All vacations come to an end, although not quite as abruptly as my trip earlier this month. Who would have thought that it would be cooler in Needles than in my Diamond Bar neighborhood last Saturday, or that the electricity would have gone out in all the houses on my side of the street?
The electricity problem ended my week of blissful nonpolitical thoughts. Although an investor-owned utility, Southern California Edison is a regulated monopoly, and as such functions largely as would any government agency. SCE's recorded message assured me that the agency was working hard to fix the problem, even though there were no workers on my street dealing with the disabled transformer.
I figured that SCE really stands for Shades of the Communist Era. As if we lived in the old Soviet Eastern Bloc, my neighbors and I adopted a fatalistic approach, figuring the gods of the electricity bureaucracy would get to our houses when they got to them. In the world of government and government-enforced monopolies, there's no sense fighting the bureaucracy.
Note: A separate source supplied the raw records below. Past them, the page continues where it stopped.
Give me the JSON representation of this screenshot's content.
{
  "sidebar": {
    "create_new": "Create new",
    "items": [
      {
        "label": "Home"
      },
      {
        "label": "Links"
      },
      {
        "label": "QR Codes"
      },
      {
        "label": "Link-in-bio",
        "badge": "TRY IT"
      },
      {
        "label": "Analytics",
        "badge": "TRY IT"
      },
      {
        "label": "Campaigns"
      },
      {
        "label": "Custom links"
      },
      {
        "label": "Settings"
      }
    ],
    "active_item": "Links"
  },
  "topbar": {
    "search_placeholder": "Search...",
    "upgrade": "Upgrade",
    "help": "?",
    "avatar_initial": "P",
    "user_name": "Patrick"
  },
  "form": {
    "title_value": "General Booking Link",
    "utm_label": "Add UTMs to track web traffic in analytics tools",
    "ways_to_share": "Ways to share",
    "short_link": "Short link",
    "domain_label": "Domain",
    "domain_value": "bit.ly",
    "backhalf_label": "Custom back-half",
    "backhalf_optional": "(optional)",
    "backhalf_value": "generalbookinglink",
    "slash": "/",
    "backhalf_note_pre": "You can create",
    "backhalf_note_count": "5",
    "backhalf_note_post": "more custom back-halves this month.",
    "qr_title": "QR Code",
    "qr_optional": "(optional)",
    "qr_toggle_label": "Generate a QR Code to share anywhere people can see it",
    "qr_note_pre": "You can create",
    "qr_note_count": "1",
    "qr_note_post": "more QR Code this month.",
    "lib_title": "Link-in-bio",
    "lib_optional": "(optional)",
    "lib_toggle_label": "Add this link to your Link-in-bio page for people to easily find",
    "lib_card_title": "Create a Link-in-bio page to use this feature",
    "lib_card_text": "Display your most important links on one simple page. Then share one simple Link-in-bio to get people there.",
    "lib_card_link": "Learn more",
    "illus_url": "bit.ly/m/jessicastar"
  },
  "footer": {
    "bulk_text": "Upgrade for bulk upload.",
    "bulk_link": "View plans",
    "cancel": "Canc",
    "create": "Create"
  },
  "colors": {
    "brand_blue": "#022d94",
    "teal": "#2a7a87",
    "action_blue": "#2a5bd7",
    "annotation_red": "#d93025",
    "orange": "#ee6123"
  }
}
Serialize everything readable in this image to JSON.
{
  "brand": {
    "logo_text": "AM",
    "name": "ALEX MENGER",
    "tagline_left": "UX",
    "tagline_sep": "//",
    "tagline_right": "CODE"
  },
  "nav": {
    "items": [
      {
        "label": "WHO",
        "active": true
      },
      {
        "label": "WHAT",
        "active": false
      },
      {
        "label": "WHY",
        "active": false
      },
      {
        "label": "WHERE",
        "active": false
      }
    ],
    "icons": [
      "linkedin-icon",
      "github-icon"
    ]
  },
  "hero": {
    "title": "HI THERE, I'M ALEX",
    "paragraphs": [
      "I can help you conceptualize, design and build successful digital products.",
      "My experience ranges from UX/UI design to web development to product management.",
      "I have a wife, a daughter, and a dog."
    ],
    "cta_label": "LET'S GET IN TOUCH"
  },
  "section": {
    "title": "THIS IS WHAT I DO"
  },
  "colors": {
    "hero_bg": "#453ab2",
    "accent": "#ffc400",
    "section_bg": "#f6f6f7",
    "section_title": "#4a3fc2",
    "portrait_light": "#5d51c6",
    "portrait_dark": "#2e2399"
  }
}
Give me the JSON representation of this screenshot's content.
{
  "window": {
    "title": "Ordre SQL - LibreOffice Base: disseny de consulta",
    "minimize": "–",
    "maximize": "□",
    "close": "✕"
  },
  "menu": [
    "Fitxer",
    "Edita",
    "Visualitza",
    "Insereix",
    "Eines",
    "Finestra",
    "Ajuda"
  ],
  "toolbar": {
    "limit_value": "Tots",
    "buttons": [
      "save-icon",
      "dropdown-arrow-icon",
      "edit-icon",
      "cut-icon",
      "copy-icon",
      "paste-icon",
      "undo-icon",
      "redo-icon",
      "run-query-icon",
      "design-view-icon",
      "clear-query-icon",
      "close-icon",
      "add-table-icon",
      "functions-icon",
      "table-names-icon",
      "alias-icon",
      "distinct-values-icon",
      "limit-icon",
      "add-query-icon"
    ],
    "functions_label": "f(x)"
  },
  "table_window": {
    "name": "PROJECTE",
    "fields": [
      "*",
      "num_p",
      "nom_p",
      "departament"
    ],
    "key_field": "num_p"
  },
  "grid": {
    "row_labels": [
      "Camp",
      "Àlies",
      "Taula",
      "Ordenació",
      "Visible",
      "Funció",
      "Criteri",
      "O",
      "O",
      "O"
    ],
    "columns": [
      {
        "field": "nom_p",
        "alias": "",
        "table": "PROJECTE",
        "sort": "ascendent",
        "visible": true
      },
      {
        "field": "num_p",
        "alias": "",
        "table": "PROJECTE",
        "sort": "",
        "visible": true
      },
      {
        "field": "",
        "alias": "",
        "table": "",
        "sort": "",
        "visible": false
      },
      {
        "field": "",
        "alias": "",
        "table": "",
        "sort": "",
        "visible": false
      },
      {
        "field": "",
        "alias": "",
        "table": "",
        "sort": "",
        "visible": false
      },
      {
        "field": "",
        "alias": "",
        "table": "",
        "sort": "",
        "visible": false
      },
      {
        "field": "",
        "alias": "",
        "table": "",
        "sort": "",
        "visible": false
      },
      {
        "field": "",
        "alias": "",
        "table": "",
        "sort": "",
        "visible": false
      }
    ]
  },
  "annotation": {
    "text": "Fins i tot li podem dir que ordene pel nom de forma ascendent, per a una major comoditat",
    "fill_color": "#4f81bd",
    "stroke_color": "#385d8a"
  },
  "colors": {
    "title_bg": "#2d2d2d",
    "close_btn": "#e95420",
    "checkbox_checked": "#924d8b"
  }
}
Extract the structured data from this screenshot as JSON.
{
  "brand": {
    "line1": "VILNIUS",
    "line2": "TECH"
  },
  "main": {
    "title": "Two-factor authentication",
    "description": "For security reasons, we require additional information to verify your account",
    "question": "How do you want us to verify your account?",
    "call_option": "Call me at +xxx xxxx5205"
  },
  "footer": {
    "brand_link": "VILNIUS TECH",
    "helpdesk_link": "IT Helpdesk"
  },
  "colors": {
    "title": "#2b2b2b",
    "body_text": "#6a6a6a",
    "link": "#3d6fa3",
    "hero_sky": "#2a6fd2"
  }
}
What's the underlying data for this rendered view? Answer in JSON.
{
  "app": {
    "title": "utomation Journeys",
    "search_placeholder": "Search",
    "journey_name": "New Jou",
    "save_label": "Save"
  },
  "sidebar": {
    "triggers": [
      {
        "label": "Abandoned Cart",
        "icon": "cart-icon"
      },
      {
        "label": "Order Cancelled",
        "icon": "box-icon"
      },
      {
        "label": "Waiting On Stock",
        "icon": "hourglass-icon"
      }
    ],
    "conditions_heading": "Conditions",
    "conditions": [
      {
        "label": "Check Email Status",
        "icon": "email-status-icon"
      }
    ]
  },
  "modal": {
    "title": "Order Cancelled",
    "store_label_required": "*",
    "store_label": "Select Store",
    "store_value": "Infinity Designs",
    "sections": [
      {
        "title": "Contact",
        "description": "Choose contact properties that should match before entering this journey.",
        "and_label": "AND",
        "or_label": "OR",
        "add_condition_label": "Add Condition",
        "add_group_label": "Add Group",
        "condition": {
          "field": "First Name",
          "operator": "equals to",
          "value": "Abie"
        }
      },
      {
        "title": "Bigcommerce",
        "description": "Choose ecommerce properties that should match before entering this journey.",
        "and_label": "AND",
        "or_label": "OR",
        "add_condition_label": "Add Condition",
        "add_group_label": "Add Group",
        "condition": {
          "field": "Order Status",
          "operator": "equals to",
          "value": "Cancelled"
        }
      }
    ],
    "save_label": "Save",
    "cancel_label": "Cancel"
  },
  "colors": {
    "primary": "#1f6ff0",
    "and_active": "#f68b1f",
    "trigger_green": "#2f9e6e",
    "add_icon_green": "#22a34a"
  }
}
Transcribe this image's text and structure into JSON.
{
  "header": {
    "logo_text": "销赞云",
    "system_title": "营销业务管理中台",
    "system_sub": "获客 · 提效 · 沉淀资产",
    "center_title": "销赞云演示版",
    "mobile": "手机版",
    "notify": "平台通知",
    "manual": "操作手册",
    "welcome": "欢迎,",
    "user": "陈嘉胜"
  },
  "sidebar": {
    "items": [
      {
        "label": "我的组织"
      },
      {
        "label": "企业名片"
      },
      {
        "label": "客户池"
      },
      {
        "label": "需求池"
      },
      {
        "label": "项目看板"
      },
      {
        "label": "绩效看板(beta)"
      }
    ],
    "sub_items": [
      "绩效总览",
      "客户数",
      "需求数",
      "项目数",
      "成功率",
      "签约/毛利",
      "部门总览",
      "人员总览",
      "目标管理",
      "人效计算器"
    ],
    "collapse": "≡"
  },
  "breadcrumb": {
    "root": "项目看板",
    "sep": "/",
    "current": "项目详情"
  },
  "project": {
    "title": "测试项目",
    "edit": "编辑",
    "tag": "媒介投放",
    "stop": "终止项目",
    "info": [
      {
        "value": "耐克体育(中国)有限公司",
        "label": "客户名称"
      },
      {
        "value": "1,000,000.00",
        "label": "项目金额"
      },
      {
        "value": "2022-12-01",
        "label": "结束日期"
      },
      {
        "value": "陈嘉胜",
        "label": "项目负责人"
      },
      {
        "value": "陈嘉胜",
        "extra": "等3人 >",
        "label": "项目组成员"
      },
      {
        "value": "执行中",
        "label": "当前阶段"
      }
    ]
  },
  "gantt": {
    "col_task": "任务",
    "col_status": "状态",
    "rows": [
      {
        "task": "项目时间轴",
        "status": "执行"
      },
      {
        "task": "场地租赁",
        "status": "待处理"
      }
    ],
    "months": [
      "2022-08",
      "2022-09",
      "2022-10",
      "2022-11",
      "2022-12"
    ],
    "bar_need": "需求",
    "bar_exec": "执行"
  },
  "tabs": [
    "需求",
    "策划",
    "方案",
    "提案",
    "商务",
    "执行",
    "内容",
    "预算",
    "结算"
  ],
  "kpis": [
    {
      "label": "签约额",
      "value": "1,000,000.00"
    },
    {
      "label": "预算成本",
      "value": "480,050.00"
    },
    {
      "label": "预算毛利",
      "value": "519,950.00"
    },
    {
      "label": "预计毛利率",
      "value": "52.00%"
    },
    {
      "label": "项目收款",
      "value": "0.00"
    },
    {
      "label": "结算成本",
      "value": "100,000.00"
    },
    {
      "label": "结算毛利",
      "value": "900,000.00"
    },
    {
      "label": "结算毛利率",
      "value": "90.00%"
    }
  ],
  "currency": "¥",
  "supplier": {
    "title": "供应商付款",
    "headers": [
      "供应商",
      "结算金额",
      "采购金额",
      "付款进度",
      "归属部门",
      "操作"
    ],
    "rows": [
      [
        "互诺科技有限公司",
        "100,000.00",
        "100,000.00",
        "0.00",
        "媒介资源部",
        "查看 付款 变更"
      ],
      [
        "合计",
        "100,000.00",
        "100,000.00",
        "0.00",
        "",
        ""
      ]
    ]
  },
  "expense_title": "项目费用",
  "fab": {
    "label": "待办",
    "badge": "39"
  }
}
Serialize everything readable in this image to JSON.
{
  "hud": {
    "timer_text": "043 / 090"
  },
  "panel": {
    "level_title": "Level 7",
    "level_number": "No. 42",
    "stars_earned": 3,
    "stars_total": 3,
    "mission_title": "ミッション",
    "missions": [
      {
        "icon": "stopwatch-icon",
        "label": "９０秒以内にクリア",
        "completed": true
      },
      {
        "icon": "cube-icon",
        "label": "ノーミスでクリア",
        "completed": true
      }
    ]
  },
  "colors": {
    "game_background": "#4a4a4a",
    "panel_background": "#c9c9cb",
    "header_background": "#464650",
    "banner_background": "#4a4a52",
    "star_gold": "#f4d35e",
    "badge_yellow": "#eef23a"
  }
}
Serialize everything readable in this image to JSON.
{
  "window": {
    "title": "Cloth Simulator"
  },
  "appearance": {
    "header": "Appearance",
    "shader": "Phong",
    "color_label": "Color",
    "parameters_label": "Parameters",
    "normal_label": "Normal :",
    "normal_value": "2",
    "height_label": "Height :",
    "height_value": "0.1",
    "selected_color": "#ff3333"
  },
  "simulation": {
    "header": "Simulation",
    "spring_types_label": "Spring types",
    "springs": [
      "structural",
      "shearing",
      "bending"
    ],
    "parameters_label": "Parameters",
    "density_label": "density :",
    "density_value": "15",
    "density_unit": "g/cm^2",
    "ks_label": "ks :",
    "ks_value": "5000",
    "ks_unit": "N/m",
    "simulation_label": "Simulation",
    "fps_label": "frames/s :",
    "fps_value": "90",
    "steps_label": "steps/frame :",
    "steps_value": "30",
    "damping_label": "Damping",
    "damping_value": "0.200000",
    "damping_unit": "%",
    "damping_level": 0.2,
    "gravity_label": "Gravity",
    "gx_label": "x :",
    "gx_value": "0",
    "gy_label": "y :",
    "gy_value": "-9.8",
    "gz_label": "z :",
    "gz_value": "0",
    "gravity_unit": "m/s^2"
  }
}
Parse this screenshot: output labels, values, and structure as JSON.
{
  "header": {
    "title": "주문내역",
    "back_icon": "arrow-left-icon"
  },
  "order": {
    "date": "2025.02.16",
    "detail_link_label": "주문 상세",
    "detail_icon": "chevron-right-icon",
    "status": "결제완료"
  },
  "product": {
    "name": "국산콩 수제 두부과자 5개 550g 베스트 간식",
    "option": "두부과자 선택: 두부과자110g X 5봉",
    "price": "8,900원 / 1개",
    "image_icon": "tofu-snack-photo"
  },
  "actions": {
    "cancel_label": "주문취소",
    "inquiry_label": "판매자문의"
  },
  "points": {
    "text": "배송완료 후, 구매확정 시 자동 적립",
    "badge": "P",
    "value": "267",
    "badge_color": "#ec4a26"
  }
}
We enjoyed a neighbor's swimming pool and made the best of it for nearly two days.
Oh, yeah, and I caught up with what I missed by reading the newspapers.
There was plenty of news, but pretty much the same old depressing story of waste, fraud and everything else one would expect in a world of unruly government.
Locally, the same government-worker unions that secured a 62 percent retroactive spike in their pensions two years ago, after promising to take no salary hikes (for two years) and to pay for any excess costs if their pension spike doesn't pencil out, are bragging that they got a new 4.5 percent pay hike they secured from the county and that they won't have to pay any extra pension costs even though the spike did not pencil out.
The Orange County Board of Supervisors will vote on this Tuesday. Three Republican supervisors who rammed0 the pension gift of funds in 2004 – Bill Campbell, Jim Silva and Tom Wilson – are likely to support this new anti-taxpayer deal.
Listen to Nick Berardino, the union chief, boasting to his members in a recent e-mail (hat tip to OCBlog for posting it) that this is an "outstanding one-year deal." The deal also allows an additional $8 million "to be used for special market adjustments for classes that have fallen behind the labor market," according to Berardino.
No matter how bad the news about increasing pension liabilities, the politicians keep widening the Grand Canyon-sized disparity between the government sector and the private sector, with private-sector workers depending on 401-k's and their savings to survive in retirement, and government workers retiring with 80 percent to 100 percent of their union-inflated pay forever.
This salary reopener could have been delayed another year, and the county could have pushed for significant cost-sharing to make up for the massive pension deficit caused in part by the pension spike. But why bother when the union seems to own the Board of Supervisors? I see a constant ratcheting up of pay and benefits for government workers. One year they give up raises in exchange for a pension hike, and then the next year they lobby for large pay raises. It will be back to pension increases the next time around. This creates inflation. Union defenders focus on the "needs" of the workers, without ever thinking about anyone else. Berardino signs his e-mail, "In Solidarity." Who will stand in solidarity with the taxpayer?
One agency follows another, and while those in the private sector are dealing with reduced pension plans and stable pay, the government workers get it all because decisions about them are made by politicians who don't worry about how to pay for things, whereas decisions in the private sector ultimately must face bottom-line pressures: No profits, no jobs.
Other stuff happened, too, while I was away, such as the resignation of Capistrano Unified School District Superintendent James Fleming. Hooray. The Register reported that he had compiled a Nixonian enemies list of those who supported a school board recall. Before I left, I read that our new registrar of voters, Neal Kelley, illegally provided signature information to Fleming's district. While I was gone, the L.A. Times reported that Kelley also provided info to the district about the progress of the recall – information he didn't share with the other side. Such acts of illegality and favoritism undermine the sense of fairness that is essential in a registrar's office.
Maybe Kelley will follow the lead of Fleming and resign, which would at least cap a week of disturbing but typical news with something positive. By the way, the Grand Canyon was shockingly impressive. The only thing more impressive would be to see some accountability when government officials and politicians waste your tax dollars, abuse your rights and put their own agendas and employees above the citizenry.